On each player’s turn, a player draws a card from the oracle deck, and then narrates what happens to their empire based on the result of the card drawn. Using a map the players themselves will draw, they will build and expand their empire, research new technologies, explore the world around them, and wage war or establish peace with other empires. Players do this across four eras, or until their empire reaches certain win or lose conditions. Throughout play, the players will need to balance their ambitions against their empire’s needs, and navigate the twists and turns that time and change inevitably bring.

Empire is ultimately a map-making and world building game. Players will construct a civilization together, and draw it collaboratively on a piece of paper they share. Throughout the game, as events occur, new additions will be made to the map, and the players’ scores will rise and fall with their fortunes, based on the decisions they make.

1-4 players

3-5 hours play time

My Role 

I was the sole game designer and writer for Empire. Empire was designed in a two-week sprint for the class Role-Playing on the Margins at the NYU Game Center. The project was designed to be a riff and extension of a group of games that were explored in that class, including Dreams Askew, The Quiet Year, and Kingdom, all of which explore community-scale role-playing.

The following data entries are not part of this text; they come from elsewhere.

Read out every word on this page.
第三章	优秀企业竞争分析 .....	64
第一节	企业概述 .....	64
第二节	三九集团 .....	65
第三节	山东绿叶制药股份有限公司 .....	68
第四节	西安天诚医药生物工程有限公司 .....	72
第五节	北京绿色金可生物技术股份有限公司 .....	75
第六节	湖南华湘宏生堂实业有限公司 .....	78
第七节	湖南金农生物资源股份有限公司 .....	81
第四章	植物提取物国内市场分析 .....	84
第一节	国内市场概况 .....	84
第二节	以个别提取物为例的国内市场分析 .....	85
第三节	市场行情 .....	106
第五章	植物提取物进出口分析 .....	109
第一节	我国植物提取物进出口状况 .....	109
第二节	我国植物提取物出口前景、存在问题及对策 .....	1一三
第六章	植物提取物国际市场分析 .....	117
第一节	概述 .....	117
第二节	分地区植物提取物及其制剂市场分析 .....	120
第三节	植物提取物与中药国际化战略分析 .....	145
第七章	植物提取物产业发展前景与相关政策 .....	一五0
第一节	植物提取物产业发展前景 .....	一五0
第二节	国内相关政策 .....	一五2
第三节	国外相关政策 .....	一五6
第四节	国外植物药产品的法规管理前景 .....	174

I created the game to explore this space deeper, and to make a game that was at an even grander scale. As a world builder and lover of the Civilization series, I wanted to create a story-telling experience where time and space are much larger scale than most RPGs, which are highly granular.

Empire is an artistic project that can teach players about the patterns that empires follow. It is more designed to explore the narrative space of talking about empires as individual players with ideological agendas, need-driven strategies, and historical conflicts that motivate actions.